Like the rest of the world, accountancy in Vietnam is dominated by the top four global firms. With so many ODA projects, foreign accountants continue to post strong business results in Vietnam. Also their workload has increased significantly with the implementation of the Enterprise Law. This law has given many private sector Vietnamese companies the chance to become legitimate. Previously they had operated in a manner that was “tax efficient” – avoiding the attention of the authorities. Over 70,000 Vietnamese companies have been established since the passing of the Enterprise Law – not all of them new. Accountants are regularly advising well established Vietnamese business on how to become a limited company, especially after a number of years of operation.

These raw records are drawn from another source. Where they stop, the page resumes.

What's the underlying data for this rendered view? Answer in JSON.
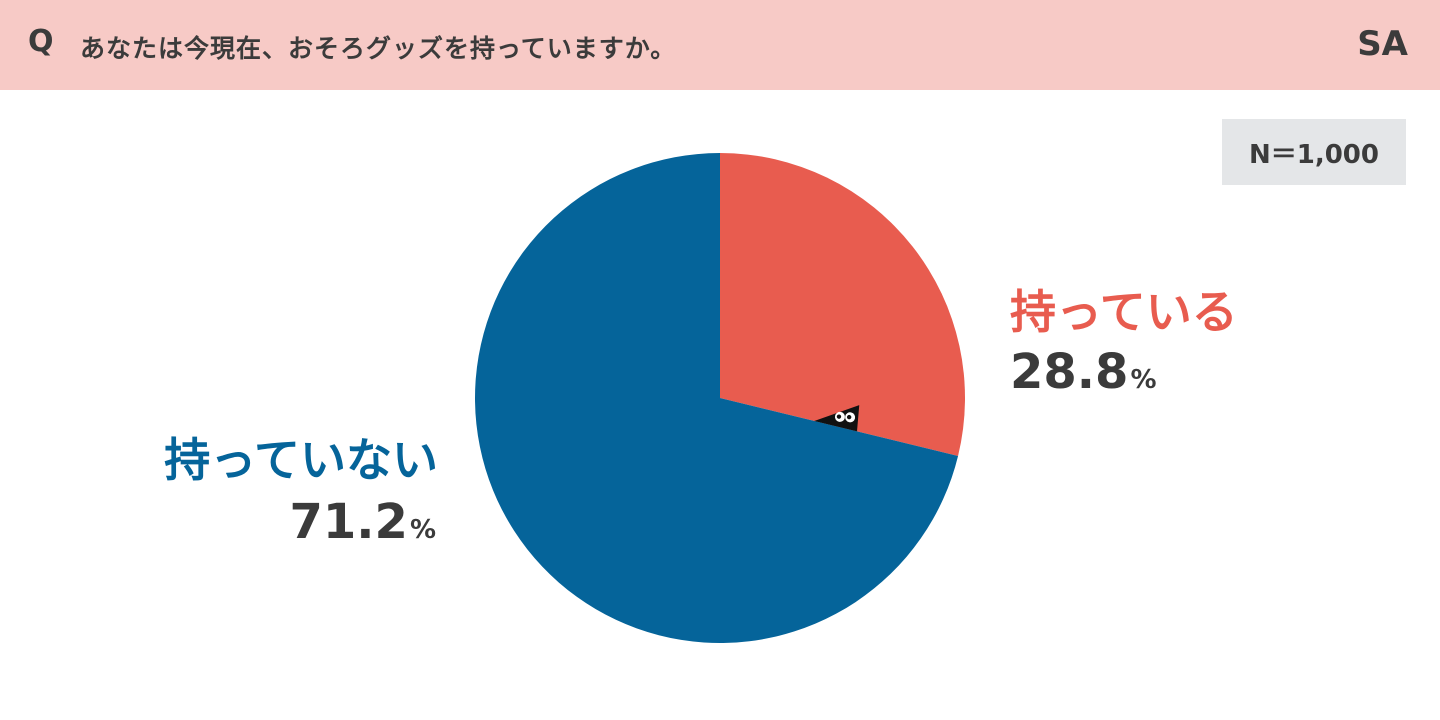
{
  "header": {
    "q_mark": "Q",
    "question": "あなたは今現在、おそろグッズを持っていますか。",
    "answer_type": "SA"
  },
  "sample": {
    "label": "N＝1,000"
  },
  "chart_data": {
    "type": "pie",
    "title": "",
    "slices": [
      {
        "name": "持っている",
        "value": 28.8,
        "display_value": "28.8",
        "unit": "%",
        "color": "#e85c4f"
      },
      {
        "name": "持っていない",
        "value": 71.2,
        "display_value": "71.2",
        "unit": "%",
        "color": "#05649a"
      }
    ],
    "start": "12 o'clock",
    "direction": "clockwise"
  },
  "mascot": {
    "icon": "peeking-creature-icon",
    "color": "#111111"
  }
}
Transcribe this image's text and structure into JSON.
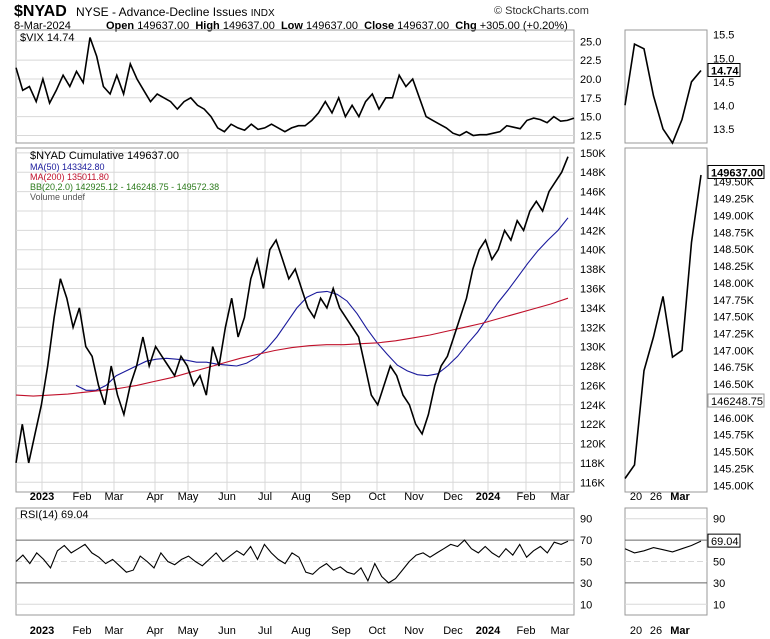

The route for the development of the financial services sector in Vietnam seems to be well established. The role of foreign business, and their scope for operation, will probably dictate the pace of the expansion of this industry. The US-Vietnam bilateral trade agreement also covered a number of points relating to this sector. The Vietnamese authorities have made a commitment that all European companies will receive no less favourable treatment than that offered to US financial services’ companies.

Whilst there is still an element of uncertainty within the Vietnamese Government as to how to take forward the financial services industry, especially in relation to foreign involvement, it seems that the pendulum has now swung more to the side of those who believe that a vibrant financial services sector is for the overall good of the Vietnamese economy.